Por Rafael Sánchez González
Antonio María Bejarano Millán «Pegote» |
En febrero de 1887 y a modo de ensayo para la
alternativa, fijada ya para el otoño, toreó «Guerrita» en Madrid una serie de novilladas, en las que salieron
con él como picadores Francisco Parente
«El Artillero», muy conocido de
aquella afición, y Antonio Bejarano
Millán, mozo fornido y de arrogante presencia que comenzaba a picar con
habilidad y valentía y al que, indistintamente, apodaban «Cono» o «Pegote». Acartelado con
el primero de estos alias hizo su debut en la Corte el día 27 —festejo en el
que «Arriero», del Duque de Veragua, le infirió un puntazo en el pie derecho—,
y a partir de la novillada del 12 del siguiente marzo adoptaría definitivamente
el de «Pegote», con el que
alcanzaría justa fama.
Todo transcurría con
normalidad a las órdenes de Rafael Guerra, primo hermano suyo, hasta que
en 1892 el comportamiento de Antonio
Millán comenzó a preocupar a todos sus compañeros de cuadrilla,
situación que se vería agravada el siguiente año, al extremo de que «Guerrita», tras actuar en Logroño (22/9),
hubo de aconsejarle su regreso a Córdoba. Así lo hizo, pero a su paso por
Madrid, no se le ocurrió otra cosa que personarse en el Gobierno Civil para
denunciar el robo de unas alhajas del que, según él, había sido víctima, suceso
que sólo existía en su ya trastornada mente. Y lo peor fue que no quedó ahí la
cosa, porque, aquella misma noche se echó a la calle casi desnudo, portando en
sus manos una lavativa y provocando un gran escándalo, ya que, además de gritar
y proferir insultos, golpeaba a cuantos sorprendidos transeúntes encontraba a
su paso, amén de algún municipal que avisado del alboroto acudió con intención
de detenerle. Gracias que coincidió a pasar por allí su compañero y amigo José Galea Jiménez, banderillero
gaditano enrolado en las filas de Mazzantini,
que anteriormente había pertenecido a las de su primo Rafael Bejarano «Torerito», quien, reconociéndole, salió
en su defensa y se lo llevó a la fonda «La Gregoria», asiduo cuartel
general en Madrid de las huestes del Guerra,
donde al fin pudo ser calmado.
Prácticamente, todo estaba acabado ya para el desventurado «Pegote». Recluido en el manicomio que en Carabanchel tenía el doctor Esquerdo, y aunque pasara en Córdoba cortas etapas cuando su lucidez era más acorde, el 2 de febrero de 1899 fallecería en dicho establecimiento psiquiátrico, totalmente loco.
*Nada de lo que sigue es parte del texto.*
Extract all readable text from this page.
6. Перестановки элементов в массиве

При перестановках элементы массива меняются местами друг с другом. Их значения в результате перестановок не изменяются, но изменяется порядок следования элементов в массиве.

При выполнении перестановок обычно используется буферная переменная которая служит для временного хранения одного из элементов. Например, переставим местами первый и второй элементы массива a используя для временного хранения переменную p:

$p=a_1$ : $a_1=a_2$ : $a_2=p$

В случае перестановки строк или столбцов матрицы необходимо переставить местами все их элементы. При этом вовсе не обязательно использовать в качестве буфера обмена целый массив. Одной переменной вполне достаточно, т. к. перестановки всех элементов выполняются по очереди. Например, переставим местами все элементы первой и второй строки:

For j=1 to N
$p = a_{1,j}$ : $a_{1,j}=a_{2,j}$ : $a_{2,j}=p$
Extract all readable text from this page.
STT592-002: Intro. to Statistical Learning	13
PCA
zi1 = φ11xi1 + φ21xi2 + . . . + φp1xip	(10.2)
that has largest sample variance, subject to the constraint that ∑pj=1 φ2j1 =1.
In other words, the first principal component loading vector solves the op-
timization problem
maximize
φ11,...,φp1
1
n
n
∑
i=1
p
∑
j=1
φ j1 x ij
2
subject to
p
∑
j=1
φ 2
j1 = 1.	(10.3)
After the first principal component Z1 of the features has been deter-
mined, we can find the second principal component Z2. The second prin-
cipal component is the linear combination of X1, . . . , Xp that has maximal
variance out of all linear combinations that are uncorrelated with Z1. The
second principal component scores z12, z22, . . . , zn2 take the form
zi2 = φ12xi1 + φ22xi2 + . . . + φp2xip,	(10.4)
Días después fue trasladado su cadáver a Córdoba en un furgón funerario del tren correo, y a la torerísima hora de las cinco de la tarde, antes de ser enterrado en el cementerio de San Rafael, se celebraron en la iglesia de Santa Marina los funerales, resultando insuficiente el templo para poder acoger a cuantas personas asistieron a los mismos. «Guerrita», aquél poderoso diestro que jamás desmayara frente a los astados, apenado por la muerte de Antonio Millán, no pudo evitar que unas lágrimas cayeran por su rostro. Hasta esa fecha, nadie había visto llorar al Guerra.
Un revuelo de gemidos…
Una angustiosa llamada…
Y luego, solo el silencio…
el aire… la luna… nada…
(José de la Vega)
2 comentarios:
Bien por Rafael y por hacer presentes sus palabras, amigo Antonio.
Un abrazo
Los grandes también lloran.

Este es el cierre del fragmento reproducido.